Ia menambahkan, Islam mengajarkan pemeluknya untuk senantiasa beribadah 
kepada Allah setiap saat. Tak terbatas hanya pada hari Minggu. Selain 
itu, kata dia, Islam mengajarkan umatnya cara menyapa orang lain dengan 
lembut, bersikap ramah, mengajarkan adab makan dan minum, memasuki kamar
 orang lain, cara bersilaturahim yang baik. ”Tak hanya itu, semua 
persoalan dibahas dan diajarkan oleh Islam,” terangnya.
Penceramah dan penulis
Caranya bertutur kata, sikapnya yang sopan dan santun banyak disukai 
masyarakat. Gaya berbicaranya yang baik sangat sederhana dan lemah 
lembut, menyentuh hati, serta menyebabkan orang untuk berpikir. Ia pun 
kini giat berceramah dan menulis buku tentang keislaman.
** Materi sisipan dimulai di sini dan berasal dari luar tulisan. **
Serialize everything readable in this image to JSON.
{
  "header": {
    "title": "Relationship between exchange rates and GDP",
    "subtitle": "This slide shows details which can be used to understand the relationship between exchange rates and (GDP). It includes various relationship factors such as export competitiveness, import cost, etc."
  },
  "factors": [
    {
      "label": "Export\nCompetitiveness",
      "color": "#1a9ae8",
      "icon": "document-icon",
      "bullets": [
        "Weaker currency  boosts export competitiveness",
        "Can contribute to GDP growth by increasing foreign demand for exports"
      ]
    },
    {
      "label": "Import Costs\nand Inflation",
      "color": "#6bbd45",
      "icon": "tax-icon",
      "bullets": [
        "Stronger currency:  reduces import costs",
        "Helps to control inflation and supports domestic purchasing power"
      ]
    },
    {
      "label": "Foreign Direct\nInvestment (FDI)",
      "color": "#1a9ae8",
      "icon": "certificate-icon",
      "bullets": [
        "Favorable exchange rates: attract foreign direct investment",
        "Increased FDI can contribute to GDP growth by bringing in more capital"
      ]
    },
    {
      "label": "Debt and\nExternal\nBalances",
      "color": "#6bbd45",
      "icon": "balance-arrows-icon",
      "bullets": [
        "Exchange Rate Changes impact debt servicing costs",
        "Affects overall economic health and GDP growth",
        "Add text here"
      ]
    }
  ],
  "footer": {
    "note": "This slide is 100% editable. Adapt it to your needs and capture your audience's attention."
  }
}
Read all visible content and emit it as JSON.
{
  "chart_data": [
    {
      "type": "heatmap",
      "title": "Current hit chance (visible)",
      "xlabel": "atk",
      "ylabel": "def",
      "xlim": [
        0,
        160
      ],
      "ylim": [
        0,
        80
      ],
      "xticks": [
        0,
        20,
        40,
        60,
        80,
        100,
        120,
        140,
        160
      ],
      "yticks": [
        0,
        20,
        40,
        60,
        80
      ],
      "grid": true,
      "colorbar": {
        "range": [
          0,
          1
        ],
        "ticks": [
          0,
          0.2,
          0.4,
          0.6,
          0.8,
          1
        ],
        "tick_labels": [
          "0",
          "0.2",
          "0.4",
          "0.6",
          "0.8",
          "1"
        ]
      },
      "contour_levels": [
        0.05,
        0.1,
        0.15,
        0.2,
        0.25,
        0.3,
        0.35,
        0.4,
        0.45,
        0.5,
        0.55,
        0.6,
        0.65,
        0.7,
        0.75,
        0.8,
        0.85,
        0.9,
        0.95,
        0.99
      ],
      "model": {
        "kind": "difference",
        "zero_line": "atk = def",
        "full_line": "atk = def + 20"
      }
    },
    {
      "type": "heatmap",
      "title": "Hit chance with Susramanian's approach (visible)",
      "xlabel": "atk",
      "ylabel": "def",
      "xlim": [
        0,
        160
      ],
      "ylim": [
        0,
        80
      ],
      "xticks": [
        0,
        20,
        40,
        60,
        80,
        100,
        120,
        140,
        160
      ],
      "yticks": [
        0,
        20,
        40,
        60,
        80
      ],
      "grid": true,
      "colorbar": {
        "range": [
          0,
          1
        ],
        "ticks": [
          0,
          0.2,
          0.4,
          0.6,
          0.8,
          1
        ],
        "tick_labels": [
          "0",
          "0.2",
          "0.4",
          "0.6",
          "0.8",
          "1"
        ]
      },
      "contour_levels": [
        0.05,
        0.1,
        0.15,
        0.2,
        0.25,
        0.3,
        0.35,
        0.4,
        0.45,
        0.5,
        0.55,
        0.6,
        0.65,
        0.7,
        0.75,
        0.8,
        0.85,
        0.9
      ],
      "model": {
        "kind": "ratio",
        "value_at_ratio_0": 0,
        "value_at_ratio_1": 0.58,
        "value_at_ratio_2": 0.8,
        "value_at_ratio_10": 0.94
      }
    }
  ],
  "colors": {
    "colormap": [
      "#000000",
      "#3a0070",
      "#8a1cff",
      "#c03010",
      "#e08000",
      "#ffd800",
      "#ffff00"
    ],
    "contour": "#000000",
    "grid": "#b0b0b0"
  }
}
Ia memberikan ceramah ke berbagai tempat dengan satu tujuan, menyebarkan
 dakwah Islam. Idris Tawfiq mengatakan, dia bukan sarjana. Namun, ia 
memiliki cara menjelaskan tentang Islam dalam hal-hal yang sangat 
sederhana. Dia memiliki banyak pengalaman dalam berceramah dan mengenali
 karakter masyarakat.
Ia juga banyak memberikan bimbingan dan pelatihan menulis serta 
berpidato bagi siswa maupun orang dewasa. Kesempatan ini digunakannya 
untuk mengajarkan pada orang lain. Termasuk, menjelaskan Islam pada 
dunia Barat yang banyak menganut agama non-Muslim.
Idris juga dikenal sebagai penulis. Tulisannya tersebar di berbagai 
surat kabar, majalah, jurnal, dan website di Inggris Raya. Ia juga 
menjadi kontributor regional dan Konsultan untuk website 
www.islamonline.net dan www.readingislam.com.
Dia menulis artikel mingguan di Mesir Mail, koran tertua Mesir berbahasa
 Inggris, dan Sawt Al-Azhar, surat kabar Al-Azhar University. Dia adalah
 pengarang sejumlah buku. Antara lain, Dari surga yang penuh kenikmatan:
 sederhana, pengenalan Islam; Berbicara ke Pemuda Muslim; Berbicara ke 
Mualaf. Selain itu, ia juga menjadi juru bicara umat Islam di Barat. Ia 
juga banyak berceramah melalui radio dan televisi.